Broadstreet Health Economics and Outcomes Research, Vancouver, BC, Canada.
Astellas Pharma Global Development, Inc., Northbrook, IL, USA.
Adv Ther. 2020 May;37(5):2344-2355. doi: 10.1007/s12325-020-01318-w. Epub 2020 Apr 15.
In Brazil, current data on the use of healthcare resources to manage individuals with overactive bladder (OAB) are lacking. This study aimed to characterize contemporary treatment and the economic burden among patients with OAB managed under the Brazilian public health system (Sistema Único de Saúde [SUS]).

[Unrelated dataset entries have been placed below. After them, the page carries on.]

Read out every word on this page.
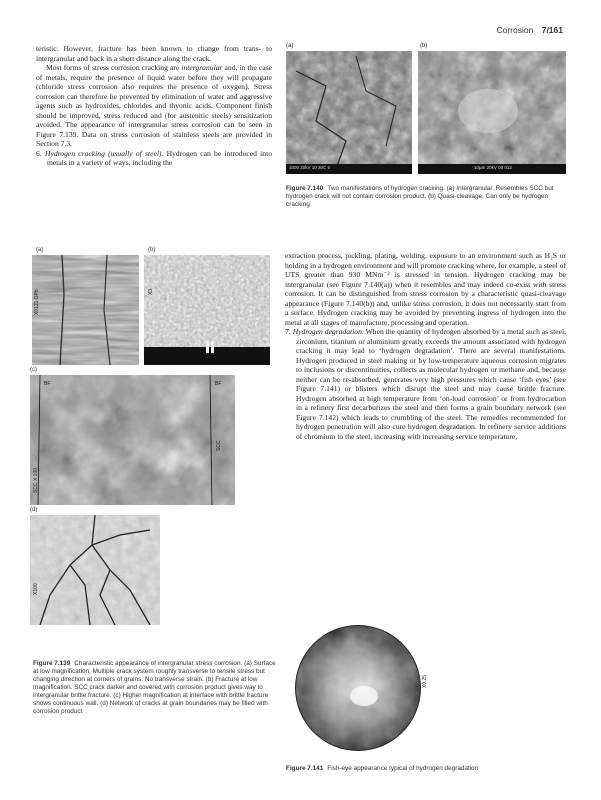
Corrosion 7/161

teristic. However, fracture has been known to change from trans- to intergranular and back in a short distance along the crack.

Most forms of stress corrosion cracking are intergranular and, in the case of metals, require the presence of liquid water before they will propagate (chloride stress corrosion also requires the presence of oxygen). Stress corrosion can therefore be prevented by elimination of water and aggressive agents such as hydroxides, chlorides and thyonic acids. Component finish should be improved, stress reduced and (for austenitic steels) sensitization avoided. The appearance of intergranular stress corrosion can be seen in Figure 7.139. Data on stress corrosion of stainless steels are provided in Section 7.3.

6. Hydrogen cracking (usually of steel). Hydrogen can be introduced into metals in a variety of ways, including the

(a)	(b)
1000 20kV 10 30C 5	10µm 20kV 00 012
Figure 7.140 Two manifestations of hydrogen cracking. (a) Intergranular. Resembles SCC but hydrogen crack will not contain corrosion product. (b) Quasi-cleavage. Can only be hydrogen cracking
(a)	(b)
X0121 DPb	X3
(c)
SCC X 100
BF	BF
SCC
(d)
X100
Figure 7.139 Characteristic appearance of intergranular stress corrosion. (a) Surface at low magnification. Multiple crack system roughly transverse to tensile stress but changing direction at corners of grains. No transverse strain. (b) Fracture at low magnification. SCC crack darker and covered with corrosion product gives way to intergranular brittle fracture. (c) Higher magnification at interface with brittle fracture shows continuous wall. (d) Network of cracks at grain boundaries may be filled with corrosion product

extraction process, pickling, plating, welding, exposure to an environment such as H₂S or holding in a hydrogen environment and will promote cracking where, for example, a steel of UTS greater than 930 MNm⁻² is stressed in tension. Hydrogen cracking may be intergranular (see Figure 7.140(a)) when it resembles and may indeed co-exist with stress corrosion. It can be distinguished from stress corrosion by a characteristic quasi-cleavage appearance (Figure 7.140(b)) and, unlike stress corrosion, it does not necessarily start from a surface. Hydrogen cracking may be avoided by preventing ingress of hydrogen into the metal at all stages of manufacture, processing and operation.

7. Hydrogen degradation. When the quantity of hydrogen absorbed by a metal such as steel, zirconium, titanium or aluminium greatly exceeds the amount associated with hydrogen cracking it may lead to ‘hydrogen degradation’. There are several manifestations. Hydrogen produced in steel making or by low-temperature aqueous corrosion migrates to inclusions or discontinuities, collects as molecular hydrogen or methane and, because neither can be re-absorbed, generates very high pressures which cause ‘fish eyes’ (see Figure 7.141) or blisters which disrupt the steel and may cause brittle fracture. Hydrogen absorbed at high temperature from ‘on-load corrosion’ or from hydrocarbon in a refinery first decarburizes the steel and then forms a grain boundary network (see Figure 7.142) which leads to crumbling of the steel. The remedies recommended for hydrogen penetration will also cure hydrogen degradation. In refinery service additions of chromium to the steel, increasing with increasing service temperature,

X0.25
Figure 7.141 Fish-eye appearance typical of hydrogen degradation
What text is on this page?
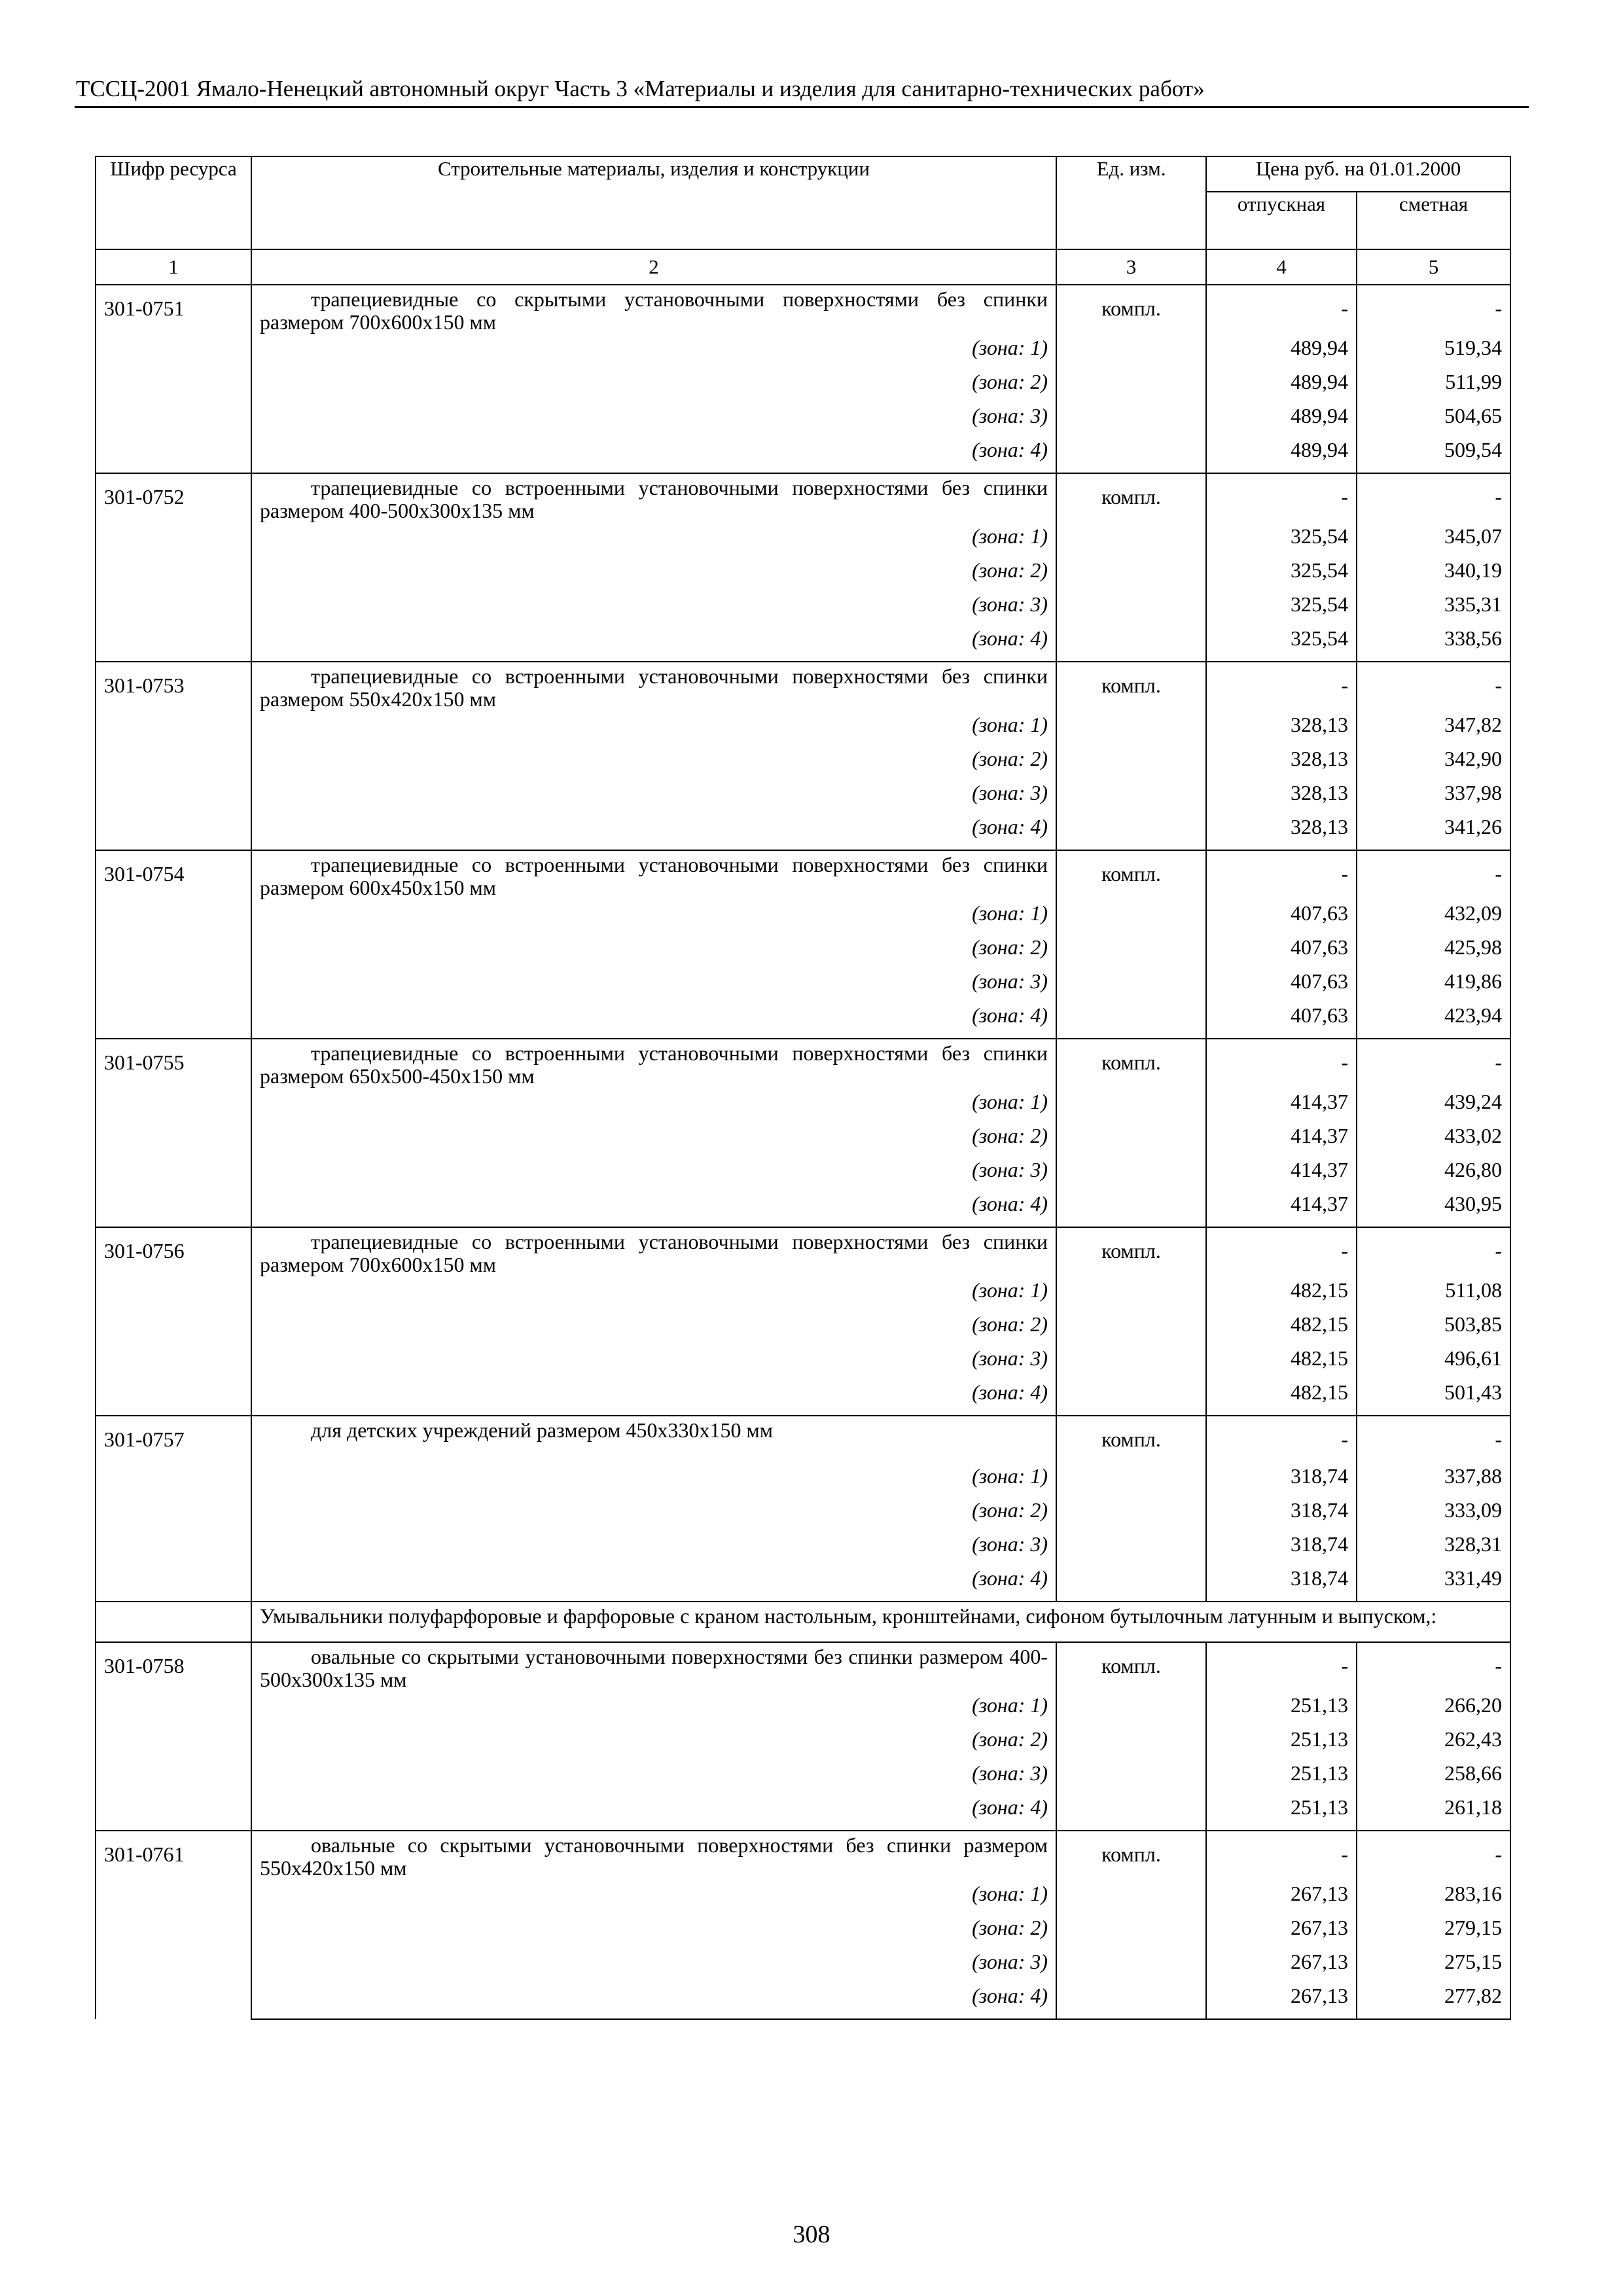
ТССЦ-2001 Ямало-Ненецкий автономный округ Часть 3 «Материалы и изделия для санитарно-технических работ»
Шифр ресурса	Строительные материалы, изделия и конструкции	Ед. изм.	Цена руб. на 01.01.2000	
			отпускная	сметная
1	2	3	4	5
301-0751	трапециевидные со скрытыми установочными поверхностями без спинки размером 700x600x150 мм	компл.	-	-
	(зона: 1)		489,94	519,34
	(зона: 2)		489,94	511,99
	(зона: 3)		489,94	504,65
	(зона: 4)		489,94	509,54
301-0752	трапециевидные со встроенными установочными поверхностями без спинки размером 400-500x300x135 мм	компл.	-	-
	(зона: 1)		325,54	345,07
	(зона: 2)		325,54	340,19
	(зона: 3)		325,54	335,31
	(зона: 4)		325,54	338,56
301-0753	трапециевидные со встроенными установочными поверхностями без спинки размером 550x420x150 мм	компл.	-	-
	(зона: 1)		328,13	347,82
	(зона: 2)		328,13	342,90
	(зона: 3)		328,13	337,98
	(зона: 4)		328,13	341,26
301-0754	трапециевидные со встроенными установочными поверхностями без спинки размером 600x450x150 мм	компл.	-	-
	(зона: 1)		407,63	432,09
	(зона: 2)		407,63	425,98
	(зона: 3)		407,63	419,86
	(зона: 4)		407,63	423,94
301-0755	трапециевидные со встроенными установочными поверхностями без спинки размером 650x500-450x150 мм	компл.	-	-
	(зона: 1)		414,37	439,24
	(зона: 2)		414,37	433,02
	(зона: 3)		414,37	426,80
	(зона: 4)		414,37	430,95
301-0756	трапециевидные со встроенными установочными поверхностями без спинки размером 700x600x150 мм	компл.	-	-
	(зона: 1)		482,15	511,08
	(зона: 2)		482,15	503,85
	(зона: 3)		482,15	496,61
	(зона: 4)		482,15	501,43
301-0757	для детских учреждений размером 450x330x150 мм	компл.	-	-
	(зона: 1)		318,74	337,88
	(зона: 2)		318,74	333,09
	(зона: 3)		318,74	328,31
	(зона: 4)		318,74	331,49
	Умывальники полуфарфоровые и фарфоровые с краном настольным, кронштейнами, сифоном бутылочным латунным и выпуском,:			
301-0758	овальные со скрытыми установочными поверхностями без спинки размером 400-500x300x135 мм	компл.	-	-
	(зона: 1)		251,13	266,20
	(зона: 2)		251,13	262,43
	(зона: 3)		251,13	258,66
	(зона: 4)		251,13	261,18
301-0761	овальные со скрытыми установочными поверхностями без спинки размером 550x420x150 мм	компл.	-	-
	(зона: 1)		267,13	283,16
	(зона: 2)		267,13	279,15
	(зона: 3)		267,13	275,15
	(зона: 4)		267,13	277,82
308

Population-based data from January to December of 2015 were acquired from Brazil's public health database. Adults at least 18 years of age with an ICD-10 diagnostic code for OAB within the period were included. Records of outpatient visits, hospitalizations, and onabotulinumtoxinA injections were used to calculate estimates of resource use and costs (in Brazilian reals [R$]) among those with OAB (frequency [%] and mean (standard deviation [SD]) as appropriate). Patient identifiers were not available, so a record linkage methodology was used to match medical encounters to individuals. Pharmacologic management of OAB was informed by government medication purchases available from the official Brazilian government databases.
During 2015, 26,640 patients with OAB were identified. All cohort members had at least one outpatient visit and 15,349 (57.6%) were hospitalized. Of the study cohort, 10.0% visited a general practitioner (GP), 41.3% visited a specialist, and 52.0% visited other non-medical healthcare practitioners within the year. Mean (SD) healthcare costs among the study cohort totaled R$355 (R$866) per patient per year; and were R$291 (R$654), R$27 (R$130), R$27 (R$30), and R$11 (R$17) for hospitalizations, GP, specialist, and non-medical healthcare practitioner visits per patient per year, respectively. Regional analysis of reported government medication purchases suggested that access to OAB treatments is highly limited.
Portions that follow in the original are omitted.